The detention center would be built on land administered by the town of Southwest Ranches and owned by the Corrections Corporation of America, but surrounded by residential areas of Pembroke Pines and unincorporated Broward County.
Diaz-Balart writes: “Although the facility is not located within the Congressional District I represent, I have been approached by residents concerned that the facility will have a detrimental impact on the local and surrounding communities.” According to Diaz-Balart, residents have told him “the facility could affect property value, traffic and noise to the area, utility consumption,” adding that “the potential site is less than five miles away from a dozen schools.”
The congressman writes that until these issues are “appropriately addressed, [he is] opposed to the location of the detention facility.”
Residents of Pembroke Pines and the town of Southwest Ranches have voiced opposition to the federally funded and privately managed detention center since ICE announced it had chosen the Southwest Ranches/Corrections Corporation of America proposal in June.
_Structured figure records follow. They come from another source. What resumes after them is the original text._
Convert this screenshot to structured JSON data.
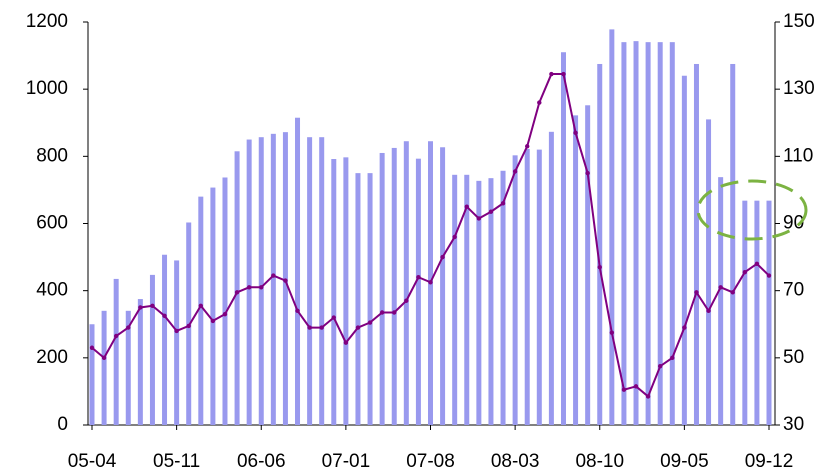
{
  "chart_data": {
    "type": "bar_line",
    "categories": [
      "05-04",
      null,
      null,
      null,
      null,
      null,
      null,
      "05-11",
      null,
      null,
      null,
      null,
      null,
      null,
      "06-06",
      null,
      null,
      null,
      null,
      null,
      null,
      "07-01",
      null,
      null,
      null,
      null,
      null,
      null,
      "07-08",
      null,
      null,
      null,
      null,
      null,
      null,
      "08-03",
      null,
      null,
      null,
      null,
      null,
      null,
      "08-10",
      null,
      null,
      null,
      null,
      null,
      null,
      "09-05",
      null,
      null,
      null,
      null,
      null,
      null,
      "09-12"
    ],
    "series": [
      {
        "type": "bar",
        "color": "#9999ee",
        "values": [
          300,
          340,
          435,
          340,
          375,
          447,
          507,
          490,
          603,
          680,
          707,
          737,
          815,
          850,
          857,
          867,
          872,
          915,
          857,
          857,
          792,
          797,
          750,
          750,
          810,
          825,
          845,
          793,
          845,
          827,
          745,
          745,
          727,
          735,
          757,
          803,
          822,
          820,
          873,
          1110,
          922,
          952,
          1075,
          1178,
          1140,
          1143,
          1140,
          1140,
          1140,
          1040,
          1075,
          910,
          738,
          1075,
          668,
          668,
          668
        ]
      },
      {
        "type": "line",
        "axis": "y2",
        "color": "#800080",
        "values": [
          53,
          50,
          56.5,
          59,
          65,
          65.5,
          62.5,
          58,
          59.5,
          65.5,
          61,
          63,
          69.5,
          71,
          71,
          74.5,
          73,
          64,
          59,
          59,
          62,
          54.5,
          59,
          60.5,
          63.5,
          63.5,
          67,
          74,
          72.5,
          80,
          86,
          95,
          91.5,
          93.5,
          96,
          105.5,
          113,
          126,
          134.5,
          134.5,
          117,
          105,
          77,
          57.5,
          40.5,
          41.5,
          38.5,
          47.5,
          50,
          59,
          69.5,
          64,
          71,
          69.5,
          75.5,
          78,
          74.5
        ]
      }
    ],
    "ylim": [
      0,
      1200
    ],
    "yticks": [
      0,
      200,
      400,
      600,
      800,
      1000,
      1200
    ],
    "y2lim": [
      30,
      150
    ],
    "y2ticks": [
      30,
      50,
      70,
      90,
      110,
      130,
      150
    ]
  }
}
Citizens have even called for the resignation of Southwest Ranches Mayor Jeff Nelson.
At a town hall meeting held on Nov. 5 in the city of Pembroke Pines, about 250 southwest Broward residents told local and federal officials, as well as prison industry executives, that they don’t want an immigration detention center in their area.
Rep. Debbie Wasserman Schultz, D-Pembroke Pines, represents the district where the detention facility would be built; she said late last week that the center would have the least negative impact on residents and create short-term and long-term jobs.
In an April 2011 letter, Wasserman Schultz and Sen. Bill Nelson, D-Fla., stated their support for “the application by the Town of Southwest Ranches, Florida, in response to the ‘Request for IGSA Concept Proposal: Miami’ issued by the U.S. Immigration and Customs Enforcement.”
According to Deetention Watch Network, Corrections Corporation of America (known as CCA) “operates a total of 14 ICE-contracted facilities with a total of 14,556 beds. In 2009, CCA averaged a daily population of 6,199 detained immigrants.
Detention Watch adds that CCA spent $18 million on federal lobbying “from 1999 to 2009. The bulk of this was between 2003 and 2007, when CCA spent between $2,020,000 and $3,800,000 each year, averaging over $3 million per year.”